So, every time I web scrape this webpage on oed.com, I get little apostrophes that appear to be unicode characters. How can I filter through my code and replace all those characters with a normal apostrophe? Below is the code I used to print my list of words (if you're not signed into the site, scraping multiple times will show repeated words).
import csv
import os
import re
import requests
import urllib2
year_start= 1550
year_end = 1560
subject_search = ['Law']
with open("/Applications/Python 3.5/Economic/OED_table.csv", 'a') as outputw, open("/Applications/Python 3.5/Economic/OED.html", 'a') as outputh: #opens the folder and 'a' adds the words to the csv file.
for year in range(year_start, year_end +1):
path = '/Applications/Python 3.5/Economic'
opener = urllib2.build_opener(urllib2.HTTPCookieProcessor())

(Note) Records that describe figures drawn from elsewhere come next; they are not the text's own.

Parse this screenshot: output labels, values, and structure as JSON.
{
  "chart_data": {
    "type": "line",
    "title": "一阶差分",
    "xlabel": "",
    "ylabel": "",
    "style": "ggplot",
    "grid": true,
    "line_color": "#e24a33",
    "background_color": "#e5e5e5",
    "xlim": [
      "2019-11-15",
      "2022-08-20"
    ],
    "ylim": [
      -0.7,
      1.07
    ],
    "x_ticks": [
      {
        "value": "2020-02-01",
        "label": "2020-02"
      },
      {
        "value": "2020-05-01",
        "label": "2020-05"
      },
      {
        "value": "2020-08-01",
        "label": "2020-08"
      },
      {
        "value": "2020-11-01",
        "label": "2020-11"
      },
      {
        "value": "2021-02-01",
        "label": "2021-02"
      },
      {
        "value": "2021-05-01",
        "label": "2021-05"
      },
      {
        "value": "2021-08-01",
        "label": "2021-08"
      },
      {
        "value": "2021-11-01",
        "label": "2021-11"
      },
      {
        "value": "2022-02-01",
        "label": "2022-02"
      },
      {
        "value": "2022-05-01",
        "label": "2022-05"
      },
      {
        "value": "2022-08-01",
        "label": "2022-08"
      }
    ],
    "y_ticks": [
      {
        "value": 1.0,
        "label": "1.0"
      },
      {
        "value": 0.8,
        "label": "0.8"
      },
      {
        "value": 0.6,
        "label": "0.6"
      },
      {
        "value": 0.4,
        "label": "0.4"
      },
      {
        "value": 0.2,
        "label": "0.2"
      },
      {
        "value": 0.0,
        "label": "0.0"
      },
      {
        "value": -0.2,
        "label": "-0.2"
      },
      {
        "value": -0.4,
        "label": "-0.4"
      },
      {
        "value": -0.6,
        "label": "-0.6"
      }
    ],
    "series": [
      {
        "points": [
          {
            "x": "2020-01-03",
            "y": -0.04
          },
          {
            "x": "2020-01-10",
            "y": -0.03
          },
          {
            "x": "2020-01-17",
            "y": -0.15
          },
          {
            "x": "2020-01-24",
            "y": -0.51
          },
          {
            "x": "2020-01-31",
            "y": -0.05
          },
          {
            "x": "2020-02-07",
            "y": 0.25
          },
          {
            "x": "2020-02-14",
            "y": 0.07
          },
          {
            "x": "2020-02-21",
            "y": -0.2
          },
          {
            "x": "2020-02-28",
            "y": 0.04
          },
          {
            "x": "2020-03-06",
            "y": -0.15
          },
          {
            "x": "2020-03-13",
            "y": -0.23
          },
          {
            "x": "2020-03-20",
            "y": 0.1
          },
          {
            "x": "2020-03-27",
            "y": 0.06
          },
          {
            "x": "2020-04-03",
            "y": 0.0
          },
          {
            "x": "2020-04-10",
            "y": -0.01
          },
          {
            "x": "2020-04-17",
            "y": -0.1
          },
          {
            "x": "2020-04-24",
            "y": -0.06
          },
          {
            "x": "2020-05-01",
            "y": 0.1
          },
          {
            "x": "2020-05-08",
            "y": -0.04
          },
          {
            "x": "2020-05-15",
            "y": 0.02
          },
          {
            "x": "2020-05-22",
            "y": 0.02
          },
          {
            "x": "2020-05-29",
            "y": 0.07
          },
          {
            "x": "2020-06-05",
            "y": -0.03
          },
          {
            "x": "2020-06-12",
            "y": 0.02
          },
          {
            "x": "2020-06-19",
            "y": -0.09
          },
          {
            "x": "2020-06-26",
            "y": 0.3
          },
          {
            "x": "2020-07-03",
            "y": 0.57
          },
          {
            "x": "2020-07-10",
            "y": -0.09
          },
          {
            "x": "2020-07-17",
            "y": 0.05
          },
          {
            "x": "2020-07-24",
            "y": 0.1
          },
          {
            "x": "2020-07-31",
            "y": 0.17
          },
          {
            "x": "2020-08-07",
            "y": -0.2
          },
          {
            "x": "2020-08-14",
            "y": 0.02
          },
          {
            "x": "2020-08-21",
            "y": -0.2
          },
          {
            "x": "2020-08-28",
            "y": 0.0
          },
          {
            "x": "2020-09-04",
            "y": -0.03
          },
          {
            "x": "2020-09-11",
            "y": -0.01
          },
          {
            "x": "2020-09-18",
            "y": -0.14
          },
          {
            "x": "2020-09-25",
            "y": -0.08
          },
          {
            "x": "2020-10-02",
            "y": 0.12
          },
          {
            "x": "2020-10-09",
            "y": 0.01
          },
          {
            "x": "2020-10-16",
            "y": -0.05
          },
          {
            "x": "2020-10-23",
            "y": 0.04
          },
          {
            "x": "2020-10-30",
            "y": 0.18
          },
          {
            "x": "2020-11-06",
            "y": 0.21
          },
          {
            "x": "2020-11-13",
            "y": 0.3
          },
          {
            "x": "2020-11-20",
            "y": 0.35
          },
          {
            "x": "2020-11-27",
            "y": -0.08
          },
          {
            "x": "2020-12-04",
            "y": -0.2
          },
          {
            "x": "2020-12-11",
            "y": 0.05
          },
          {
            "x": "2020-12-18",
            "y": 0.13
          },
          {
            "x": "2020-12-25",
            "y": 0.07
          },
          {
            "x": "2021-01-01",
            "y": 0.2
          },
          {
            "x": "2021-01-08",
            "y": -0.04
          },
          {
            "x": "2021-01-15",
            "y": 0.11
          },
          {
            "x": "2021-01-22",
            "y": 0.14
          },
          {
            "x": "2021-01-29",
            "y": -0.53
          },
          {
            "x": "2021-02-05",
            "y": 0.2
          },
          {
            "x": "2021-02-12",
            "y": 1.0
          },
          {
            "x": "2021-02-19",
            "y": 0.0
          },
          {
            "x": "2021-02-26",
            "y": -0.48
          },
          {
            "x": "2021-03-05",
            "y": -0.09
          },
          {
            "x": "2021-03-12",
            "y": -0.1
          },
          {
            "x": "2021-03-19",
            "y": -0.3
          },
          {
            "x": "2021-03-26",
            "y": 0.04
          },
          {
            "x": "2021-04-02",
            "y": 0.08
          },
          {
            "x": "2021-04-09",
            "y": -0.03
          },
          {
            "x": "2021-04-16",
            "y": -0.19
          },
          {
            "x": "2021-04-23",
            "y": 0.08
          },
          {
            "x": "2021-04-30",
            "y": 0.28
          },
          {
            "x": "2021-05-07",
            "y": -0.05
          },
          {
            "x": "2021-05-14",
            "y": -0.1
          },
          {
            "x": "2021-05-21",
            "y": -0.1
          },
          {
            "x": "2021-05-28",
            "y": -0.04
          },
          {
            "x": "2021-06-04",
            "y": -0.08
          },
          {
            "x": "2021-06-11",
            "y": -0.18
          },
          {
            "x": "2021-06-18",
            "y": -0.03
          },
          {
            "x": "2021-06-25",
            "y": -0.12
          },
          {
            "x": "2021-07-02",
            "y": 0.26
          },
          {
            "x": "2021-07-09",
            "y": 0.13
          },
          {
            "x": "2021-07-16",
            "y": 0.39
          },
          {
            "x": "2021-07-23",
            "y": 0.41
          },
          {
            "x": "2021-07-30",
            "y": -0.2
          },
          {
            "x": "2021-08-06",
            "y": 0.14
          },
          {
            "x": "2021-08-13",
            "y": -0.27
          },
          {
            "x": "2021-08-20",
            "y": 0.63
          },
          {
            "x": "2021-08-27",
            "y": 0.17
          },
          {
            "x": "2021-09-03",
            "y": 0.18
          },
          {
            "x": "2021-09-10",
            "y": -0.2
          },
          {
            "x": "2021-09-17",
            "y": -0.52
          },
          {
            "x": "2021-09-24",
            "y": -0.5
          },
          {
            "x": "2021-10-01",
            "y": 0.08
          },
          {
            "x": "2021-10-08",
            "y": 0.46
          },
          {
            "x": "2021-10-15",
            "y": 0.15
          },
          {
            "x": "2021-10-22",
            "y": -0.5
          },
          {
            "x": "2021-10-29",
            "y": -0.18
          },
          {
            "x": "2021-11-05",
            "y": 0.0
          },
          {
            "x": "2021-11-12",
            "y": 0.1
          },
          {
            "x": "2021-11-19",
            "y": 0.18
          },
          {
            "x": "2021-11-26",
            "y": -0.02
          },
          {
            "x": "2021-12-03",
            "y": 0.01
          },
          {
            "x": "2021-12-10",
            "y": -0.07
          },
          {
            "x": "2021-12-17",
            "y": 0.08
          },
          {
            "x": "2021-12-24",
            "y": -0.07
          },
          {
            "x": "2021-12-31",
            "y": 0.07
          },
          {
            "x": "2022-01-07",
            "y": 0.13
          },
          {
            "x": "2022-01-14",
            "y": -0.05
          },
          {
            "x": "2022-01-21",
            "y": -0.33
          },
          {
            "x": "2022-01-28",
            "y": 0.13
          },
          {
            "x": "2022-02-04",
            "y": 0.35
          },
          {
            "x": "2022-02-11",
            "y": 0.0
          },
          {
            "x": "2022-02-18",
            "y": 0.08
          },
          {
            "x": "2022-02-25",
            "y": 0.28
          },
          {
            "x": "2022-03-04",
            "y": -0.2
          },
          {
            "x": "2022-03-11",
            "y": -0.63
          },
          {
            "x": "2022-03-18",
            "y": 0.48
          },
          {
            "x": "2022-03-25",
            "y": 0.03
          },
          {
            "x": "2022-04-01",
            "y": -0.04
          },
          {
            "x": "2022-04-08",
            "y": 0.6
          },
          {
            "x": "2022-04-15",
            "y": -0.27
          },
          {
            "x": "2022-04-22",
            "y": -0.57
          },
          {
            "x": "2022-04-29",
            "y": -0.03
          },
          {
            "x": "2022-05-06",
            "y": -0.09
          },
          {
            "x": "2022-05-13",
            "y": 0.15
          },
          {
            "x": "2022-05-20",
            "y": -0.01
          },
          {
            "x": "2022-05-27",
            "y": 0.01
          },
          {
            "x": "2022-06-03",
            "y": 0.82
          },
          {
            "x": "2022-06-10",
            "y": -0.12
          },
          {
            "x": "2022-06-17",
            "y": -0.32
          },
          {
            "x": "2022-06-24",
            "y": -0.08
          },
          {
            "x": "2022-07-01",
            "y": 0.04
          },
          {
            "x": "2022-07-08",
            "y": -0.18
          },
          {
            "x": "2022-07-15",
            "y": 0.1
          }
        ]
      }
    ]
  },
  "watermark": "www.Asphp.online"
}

urllib2.install_opener(opener)
user_agent = 'Mozilla/4.0 (compatible; MSIE 7.0; Windows NT 5.1)'
header = {'User-Agent':user_agent}
resultPath = os.path.join(path, 'OED_table.csv')
htmlPath = os.path.join(path, 'OED.html')
request = urllib2.Request('http://www.oed.com/search?browseType=sortAlpha&case-insensitive=true&dateFilter='+ str(year)+ '&nearDistance=1&ordered=false&page=1&pageSize=100&scope=ENTRY&sort=entry&subjectClass='+ str(subject_search)+ '&type=dictionarysearch', None, header)
page = opener.open(request)
urlpage = page.read()
outputh.write(urlpage)
new_words = re.findall(r'<span class=\"hwSect\"><span class=\"hw\">(.*?)</span>', urlpage)
print new_words
csv_writer = csv.writer(outputw)
if csv_writer.writerow([year] + new_words):
csv_writer.writerow([year, word])
After this prints my words, I often get the unicode letters \xcb\x88. For instance, the word un'sentenced prints as 'un\xcb\x88sentenced'.
How do I take all the instances of those unicode letters and replace them with the appropriate apostrophe > ' . I was thinking it'd be something like this,
for word in new_words:
word = re.sub('[\x00-\x7f]','', word)
But I'm stuck.